What is postnatal depression?
It is common for new mothers to experience a few weeks of, what is referred to as, the Baby Blues during the first couple of weeks within the arrival of the newborn. For the most part this is hormonally induced and symptoms often include irritability, anxiety and tearfulness. For the vast majority these symptoms disappear after a few weeks, while for a fewer percentage of mothers, symptoms gain in intensity and can last up to a year, potentially rendering the mother incapable of caring for her newborn.
Who is at risk?
Although postnatal depression can affect everyone some predisposing factors have been identified and include; psychological, biological and relationship dynamics. A history of depression, anxiety, or other mood disorders is perhaps not surprisingly a known risk factor. The stress and fatigue often felt by the mother who is raising a child singlehandedly or whilst in an unstable relationship, can prove too much and similarly contribute to the onset of postnatal depression.
Mothers who suffered an untreated antenatal depression while expecting are almost certain to suffer with postnatal depression.
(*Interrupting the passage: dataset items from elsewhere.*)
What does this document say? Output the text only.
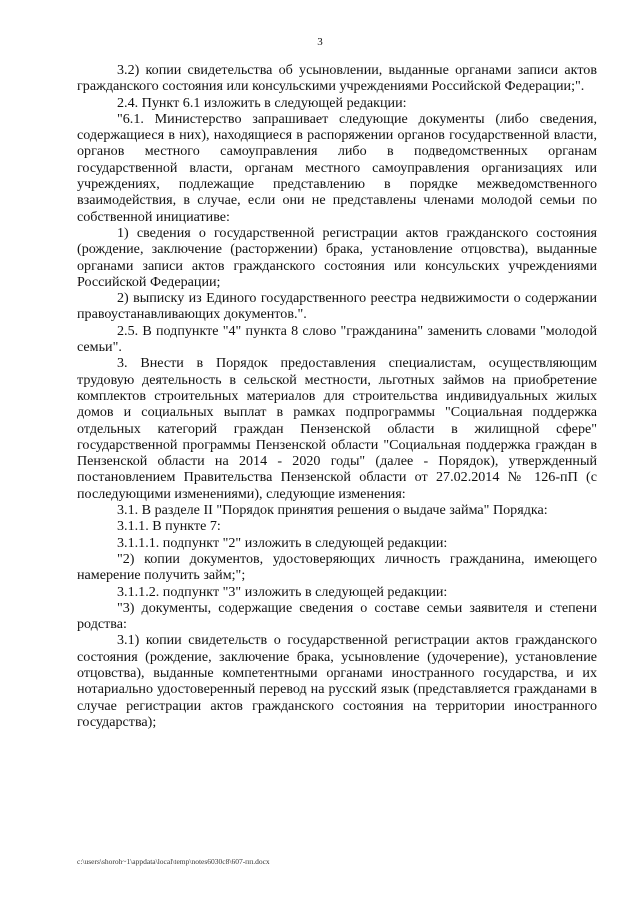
3

3.2) копии свидетельства об усыновлении, выданные органами записи актов гражданского состояния или консульскими учреждениями Российской Федерации;".

2.4. Пункт 6.1 изложить в следующей редакции:

"6.1. Министерство запрашивает следующие документы (либо сведения, содержащиеся в них), находящиеся в распоряжении органов государственной власти, органов местного самоуправления либо в подведомственных органам государственной власти, органам местного самоуправления организациях или учреждениях, подлежащие представлению в порядке межведомственного взаимодействия, в случае, если они не представлены членами молодой семьи по собственной инициативе:

1) сведения о государственной регистрации актов гражданского состояния (рождение, заключение (расторжении) брака, установление отцовства), выданные органами записи актов гражданского состояния или консульских учреждениями Российской Федерации;

2) выписку из Единого государственного реестра недвижимости о содержании правоустанавливающих документов.".

2.5. В подпункте "4" пункта 8 слово "гражданина" заменить словами "молодой семьи".

3. Внести в Порядок предоставления специалистам, осуществляющим трудовую деятельность в сельской местности, льготных займов на приобретение комплектов строительных материалов для строительства индивидуальных жилых домов и социальных выплат в рамках подпрограммы "Социальная поддержка отдельных категорий граждан Пензенской области в жилищной сфере" государственной программы Пензенской области "Социальная поддержка граждан в Пензенской области на 2014 - 2020 годы" (далее - Порядок), утвержденный постановлением Правительства Пензенской области от 27.02.2014 № 126-пП (с последующими изменениями), следующие изменения:

3.1. В разделе II "Порядок принятия решения о выдаче займа" Порядка:

3.1.1. В пункте 7:

3.1.1.1. подпункт "2" изложить в следующей редакции:

"2) копии документов, удостоверяющих личность гражданина, имеющего намерение получить займ;";

3.1.1.2. подпункт "3" изложить в следующей редакции:

"3) документы, содержащие сведения о составе семьи заявителя и степени родства:

3.1) копии свидетельств о государственной регистрации актов гражданского состояния (рождение, заключение брака, усыновление (удочерение), установление отцовства), выданные компетентными органами иностранного государства, и их нотариально удостоверенный перевод на русский язык (представляется гражданами в случае регистрации актов гражданского состояния на территории иностранного государства);

c:\users\shoroh~1\appdata\local\temp\notes6030c8\607-пп.docx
The two conditions both concern the new/unborn baby, and many mothers report of a lack of confidence in being able to care for their child, and feeling anxious about the baby’s health. Similarly, mothers who have suffered postnatal depression after previous pregnancies are at increased risk of a recurrent spell of postnatal depression in later pregnancies.
The importance of treatment
A recent study has demonstrated that the depression rate among off-spring of postnatally depressed mothers, is 40% with the average age of first onset of depression at 14. These findings are rather concerning, and although high risk individuals are unable to eliminate all of the contributing risk factors, such as their medical history, intervening where possible can make a difference. The postnatal depression blog, Postpartum Progress, points to a Massachusetts General Hospital Center study that highlights the importance of addressing some modifiable factors prior to childbirth, such as the level of social and emotional support available. In doing so one might lessen or altogether avoid the symptoms of postnatal depression. It is vital that antenatal depression be addressed during pregnancy to prevent the onset of postnatal depression. And where the Baby Blues persist in weeks and months following childbirth, it is important to remember that postnatal depression can be successfully treated and that early intervention lessens the likelihood of the child developing depression later on in life.